目を大きく見開いて、手の中にあるソレを見つめていると彼は補足した。
「犯人は、多分、そこに書いてある人物の息子だろう」
その言葉に視線を紙から社長の顔に移す。
「その息子の親友に、これまた、興味深い人間がいる。」
どういう事だろうと、いらぬ相槌や横槍はいれずに、ただ、次の言葉を待つ。
「これは、俺の勘だが……俺よりも……いや。関係者以外で、あの計画の真実に一番近づいているのが、そこに書かれた人間の息子達なんだろうと、俺は睨んでいる」
獲物を狙う、猛禽類かのように鋭い光を放ちながら、ハッキリとした口調で言う時の社長の言葉は“勘”ではなく“確信”がある時。
そうなると、私がする事は……
「島へ行くのは、いつでもチャンスを作ってやる。まずは……」
「その子達と接触する事ですね?」
「あぁ。でも、覚えておけ。これは、あくまでも、俺の“独り言”だ」
「はい」
「今から、お前がする行動は、取材でも何でもない。あくまでも“個人”での行動だ」
「はい」
「よって……“有給”を使え!」
バシンッと勢いよく、肩を叩かれ、その痛みと優しさに涙ぐみながら、「はい!」と答えると、“仕方ねぇ奴だな……”と小さく呟きながら、ゆっくりと、私のデスクから離れていった。
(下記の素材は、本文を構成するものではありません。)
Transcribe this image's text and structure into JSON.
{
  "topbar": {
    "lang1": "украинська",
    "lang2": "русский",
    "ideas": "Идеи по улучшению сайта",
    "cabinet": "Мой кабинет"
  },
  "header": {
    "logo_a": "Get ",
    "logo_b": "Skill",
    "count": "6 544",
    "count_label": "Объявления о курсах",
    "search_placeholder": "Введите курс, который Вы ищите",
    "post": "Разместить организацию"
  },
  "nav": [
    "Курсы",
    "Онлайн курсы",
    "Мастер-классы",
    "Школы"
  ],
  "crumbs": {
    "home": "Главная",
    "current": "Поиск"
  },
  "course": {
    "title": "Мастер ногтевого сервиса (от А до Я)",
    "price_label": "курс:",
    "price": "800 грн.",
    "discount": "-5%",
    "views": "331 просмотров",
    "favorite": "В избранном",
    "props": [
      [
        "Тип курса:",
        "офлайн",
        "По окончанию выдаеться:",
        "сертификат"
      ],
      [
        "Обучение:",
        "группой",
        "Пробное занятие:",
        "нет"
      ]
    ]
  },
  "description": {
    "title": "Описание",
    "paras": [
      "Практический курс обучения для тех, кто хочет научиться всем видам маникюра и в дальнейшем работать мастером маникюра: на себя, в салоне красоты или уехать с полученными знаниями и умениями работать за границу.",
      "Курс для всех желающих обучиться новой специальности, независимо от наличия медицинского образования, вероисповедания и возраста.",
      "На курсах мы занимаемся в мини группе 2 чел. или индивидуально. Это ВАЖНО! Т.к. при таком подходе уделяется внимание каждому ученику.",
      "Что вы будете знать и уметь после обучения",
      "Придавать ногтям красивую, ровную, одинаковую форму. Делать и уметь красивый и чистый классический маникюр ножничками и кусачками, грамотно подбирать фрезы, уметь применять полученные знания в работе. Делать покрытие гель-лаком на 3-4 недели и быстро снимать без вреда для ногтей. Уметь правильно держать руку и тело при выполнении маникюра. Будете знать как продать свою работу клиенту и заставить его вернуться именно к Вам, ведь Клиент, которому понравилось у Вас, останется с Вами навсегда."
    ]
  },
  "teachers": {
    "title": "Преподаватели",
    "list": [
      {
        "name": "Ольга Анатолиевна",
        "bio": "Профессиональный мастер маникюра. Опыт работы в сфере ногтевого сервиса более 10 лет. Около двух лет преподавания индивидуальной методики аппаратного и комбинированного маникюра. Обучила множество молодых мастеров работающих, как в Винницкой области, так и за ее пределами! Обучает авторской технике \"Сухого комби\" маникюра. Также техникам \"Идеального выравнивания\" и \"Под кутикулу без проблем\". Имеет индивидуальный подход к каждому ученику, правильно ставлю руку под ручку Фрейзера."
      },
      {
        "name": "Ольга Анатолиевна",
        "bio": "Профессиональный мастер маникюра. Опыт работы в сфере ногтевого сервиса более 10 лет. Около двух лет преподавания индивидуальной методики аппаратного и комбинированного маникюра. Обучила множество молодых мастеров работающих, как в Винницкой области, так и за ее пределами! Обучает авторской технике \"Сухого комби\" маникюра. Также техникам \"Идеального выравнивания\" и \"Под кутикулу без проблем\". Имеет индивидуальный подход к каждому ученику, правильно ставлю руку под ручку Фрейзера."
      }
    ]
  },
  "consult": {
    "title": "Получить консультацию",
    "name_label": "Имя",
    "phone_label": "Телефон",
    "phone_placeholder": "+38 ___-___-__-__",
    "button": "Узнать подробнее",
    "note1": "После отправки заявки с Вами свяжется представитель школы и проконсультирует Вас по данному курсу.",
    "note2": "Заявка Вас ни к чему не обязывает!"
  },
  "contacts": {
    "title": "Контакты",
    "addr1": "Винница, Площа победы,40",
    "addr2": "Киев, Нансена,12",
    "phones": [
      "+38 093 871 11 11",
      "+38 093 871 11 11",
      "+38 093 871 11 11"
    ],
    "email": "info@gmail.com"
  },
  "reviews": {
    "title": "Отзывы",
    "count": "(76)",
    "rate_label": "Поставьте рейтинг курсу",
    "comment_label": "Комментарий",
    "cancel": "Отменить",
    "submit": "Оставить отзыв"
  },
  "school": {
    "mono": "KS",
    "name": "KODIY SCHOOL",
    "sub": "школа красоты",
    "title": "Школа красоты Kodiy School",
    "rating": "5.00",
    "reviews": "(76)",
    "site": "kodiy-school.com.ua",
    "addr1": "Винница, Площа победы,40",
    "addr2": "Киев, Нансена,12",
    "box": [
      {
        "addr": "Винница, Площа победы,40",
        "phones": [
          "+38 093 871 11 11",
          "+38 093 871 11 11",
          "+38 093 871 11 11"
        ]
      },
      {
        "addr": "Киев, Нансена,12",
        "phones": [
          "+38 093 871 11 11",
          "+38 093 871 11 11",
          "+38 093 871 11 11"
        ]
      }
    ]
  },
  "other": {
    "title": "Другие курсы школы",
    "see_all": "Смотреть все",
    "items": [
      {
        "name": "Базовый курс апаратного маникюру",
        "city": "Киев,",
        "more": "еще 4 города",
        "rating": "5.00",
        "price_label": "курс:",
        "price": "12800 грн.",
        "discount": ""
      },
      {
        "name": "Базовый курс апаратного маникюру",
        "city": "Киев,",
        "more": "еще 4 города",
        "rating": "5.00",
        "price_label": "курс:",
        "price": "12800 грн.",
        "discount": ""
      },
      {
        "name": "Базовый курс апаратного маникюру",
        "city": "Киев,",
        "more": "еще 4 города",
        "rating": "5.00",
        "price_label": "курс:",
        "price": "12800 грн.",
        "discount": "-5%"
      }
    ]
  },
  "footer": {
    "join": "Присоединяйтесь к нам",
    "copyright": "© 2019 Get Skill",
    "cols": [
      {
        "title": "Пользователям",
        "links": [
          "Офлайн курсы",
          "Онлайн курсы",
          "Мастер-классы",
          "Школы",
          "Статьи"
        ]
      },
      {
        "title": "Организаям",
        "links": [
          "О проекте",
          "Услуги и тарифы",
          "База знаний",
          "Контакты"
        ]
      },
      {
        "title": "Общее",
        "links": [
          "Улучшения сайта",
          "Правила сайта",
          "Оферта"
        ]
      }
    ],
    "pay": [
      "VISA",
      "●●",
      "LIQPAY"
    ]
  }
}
そして、社長室に入ろうとした時、私に背を向けたままどっしりとした声を放った。
「お前は、うちの会社の従業員だ。有給といえど……“ホウレンソウ”だけは忘れるな」
その責任感のある声の中にある、ぶっきらぼうな優しさに、再び、目が潤みそうになるのを堪えた。
そして、まずは、社内の人間に迷惑をかけないよう、自分が抱えている仕事を終わらせる事に専念すると共に、入念な“下調べ”をしなくては……と思い、手に握る、たった一枚の紙切れをゆっくりと広げたのだった。